The Pharisees - George Whitefield

The Pharisees were the strictest sect among the Jews. “I was of the strictest sect, of the Pharisees,” says Paul. They prayed often; not only so, but they made long prayers; and, that they might appear extraordinary devout, they would pray at the corners of the street, where two ways met, that people going or coming, both ways, might see them. “They made broad (as our Lord informs us) the borders of their phylacteries,” they had pieces of parchment sown to their long robes, on which some parts of the Scripture were written, that people might from thence infer, that they were lovers of the law of God. They were so very punctual and exact in outward purifications, that they washed at their going out and coming in. They held the washing of pots, brazen vessels and tables, and many other such-like things they did. They were very zealous for the traditions of the fathers, and for the observation of the rites and ceremonies of the church, notwithstanding they frequently made void the law of God by their traditions.

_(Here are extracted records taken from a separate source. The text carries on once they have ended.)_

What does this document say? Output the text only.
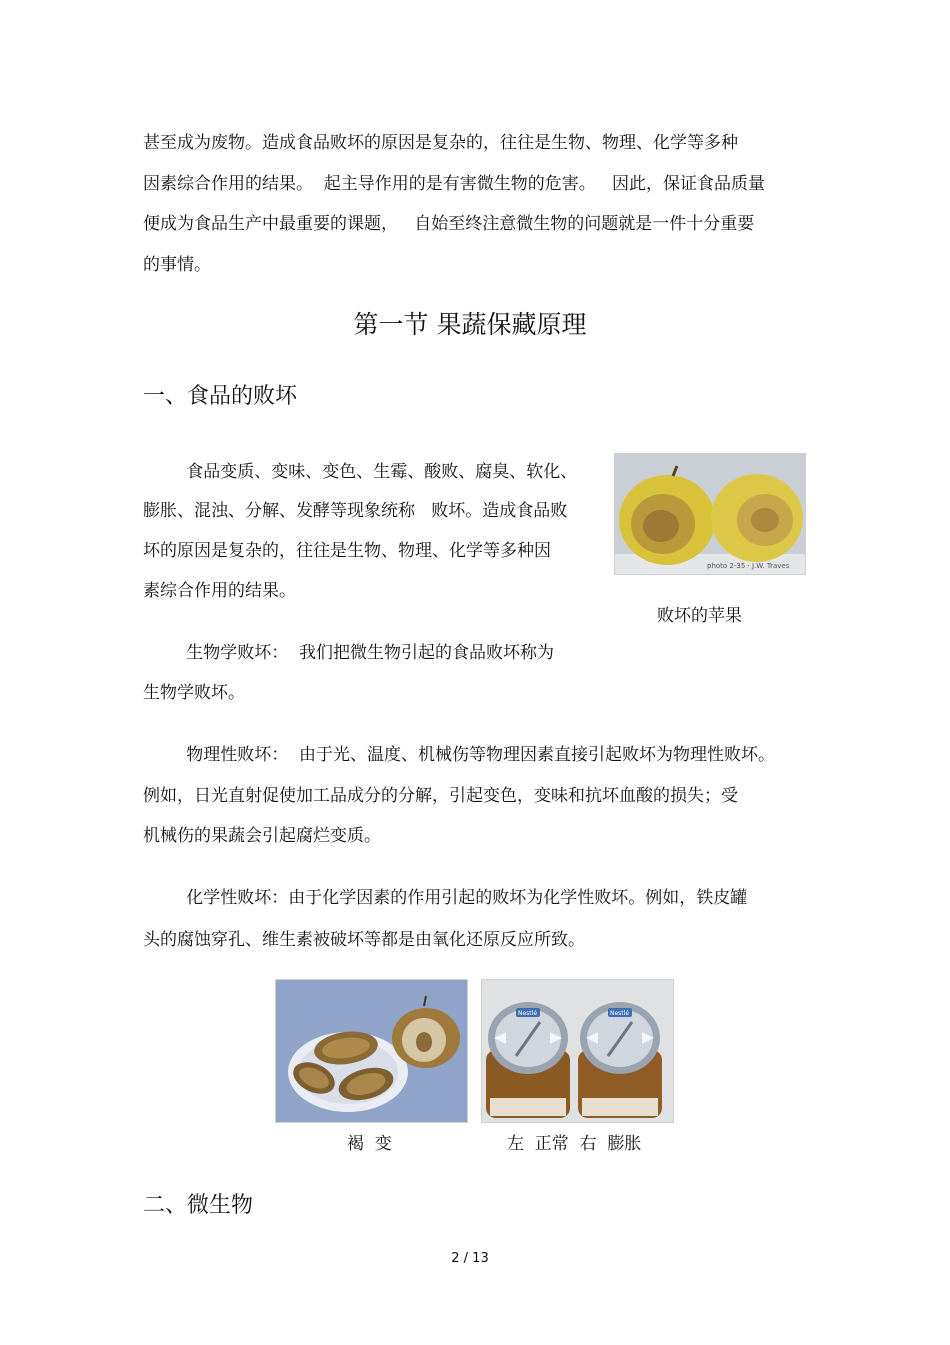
甚至成为废物。造成食品败坏的原因是复杂的，往往是生物、物理、化学等多种

因素综合作用的结果。  起主导作用的是有害微生物的危害。   因此，保证食品质量

便成为食品生产中最重要的课题，   自始至终注意微生物的问题就是一件十分重要

的事情。

第一节 果蔬保藏原理
一、食品的败坏

食品变质、变味、变色、生霉、酸败、腐臭、软化、

膨胀、混浊、分解、发酵等现象统称   败坏。造成食品败

坏的原因是复杂的，往往是生物、物理、化学等多种因

素综合作用的结果。

photo 2-35 · J.W. Traves

败坏的苹果

生物学败坏：  我们把微生物引起的食品败坏称为

生物学败坏。

物理性败坏：  由于光、温度、机械伤等物理因素直接引起败坏为物理性败坏。

例如，日光直射促使加工品成分的分解，引起变色，变味和抗坏血酸的损失；受

机械伤的果蔬会引起腐烂变质。

化学性败坏：由于化学因素的作用引起的败坏为化学性败坏。例如，铁皮罐

头的腐蚀穿孔、维生素被破坏等都是由氧化还原反应所致。

褐  变

Nestlé	Nestlé

左  正常  右  膨胀

二、微生物
2 / 13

And they were so exceedingly exact in the outward observation of the Sabbath, that they condemned our Lord for making a little clay with his spittle; and called him a sinner, and said, he was not of God, because he had given sight to a man born blind, on the Sabbath-day. For these reasons they were had in high veneration among the people, who were sadly misled by these blind guides: they had the uppermost places in the synagogues, and greetings in the market-places (which they loved dearly) and were called of men, Rabbi; in short, they had such a reputation for piety, that it became a proverb among the Jews, that, if there were but two men saved, the one of them must be a Pharisee.